- Theatrical poster
- Hangul: 흡혈 형사 나도열
- Hanja: 吸血 刑事 나도열
- RR: Heuphyeol hyeongsa Na Doyeol
- MR: Hŭphyŏl hyŏngsa Na Toyŏl
- Directed by: Lee Si-myung
- Written by: Kim Se-gyeom Jeon Soon-wook Namgung Kyun Kim Soo-yeong
- Produced by: Choi Yong-bae Lee Si-myung Kim Ik-sang
- Starring: Kim Soo-ro Cho Yeo-jeong
- Cinematography: Jeon Dae-seong
- Edited by: Kyung Min-ho
- Music by: Lee Dong-joon
- Distributed by: Showbox
- Release date: February 9, 2006;
- Running time: 110 minutes
- Country: South Korea
- Language: Korean
- Box office: $ 10,671,848

= Vampire Cop Ricky =

Vampire Cop Ricky is a 2006 South Korean film.

== Plot ==
A mosquito from Transylvania finds its way to Seoul where it bites Na Do-yol, a corrupt police officer.
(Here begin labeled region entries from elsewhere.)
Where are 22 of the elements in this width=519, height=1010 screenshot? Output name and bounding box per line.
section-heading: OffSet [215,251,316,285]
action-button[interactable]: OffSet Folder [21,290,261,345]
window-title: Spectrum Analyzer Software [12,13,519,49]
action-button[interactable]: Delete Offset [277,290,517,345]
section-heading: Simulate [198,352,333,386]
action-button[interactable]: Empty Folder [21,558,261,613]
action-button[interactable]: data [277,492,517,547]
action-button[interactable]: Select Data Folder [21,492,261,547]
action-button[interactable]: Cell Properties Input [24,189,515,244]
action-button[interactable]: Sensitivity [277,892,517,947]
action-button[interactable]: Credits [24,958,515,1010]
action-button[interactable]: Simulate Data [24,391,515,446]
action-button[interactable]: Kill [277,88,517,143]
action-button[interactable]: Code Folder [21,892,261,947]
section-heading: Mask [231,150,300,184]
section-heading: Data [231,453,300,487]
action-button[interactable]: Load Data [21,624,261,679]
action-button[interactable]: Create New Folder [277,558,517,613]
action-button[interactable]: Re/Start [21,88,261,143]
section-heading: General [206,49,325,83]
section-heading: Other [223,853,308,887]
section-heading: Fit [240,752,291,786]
Soon after he begins to develop a thirst for blood, and finds out that he has vampire super powers whenever he becomes sexually aroused. When Do-yol's past misdeeds come back to threaten his partner and girlfriend, he decides to clean up his act and sets out for revenge.

== Cast ==
- Kim Soo-ro as Na Do-yol
- Cho Yeo-jeong
- Chun Ho-jin
- Son Byong-ho as Tak Moon-su
- Oh Kwang-rok as Vampire Hunter
- Kim Goo-taek
- Lee Sang-hong
- Oh Soon-tae

== Release ==
Vampire Cop Ricky was released in South Korea on 9 February 2006, and on its opening weekend topped the box office with 492,272 admissions. The film went on to receive a total of 1,858,668 admissions nationwide, with a gross (as of 12 March 2006) of $10,671,848.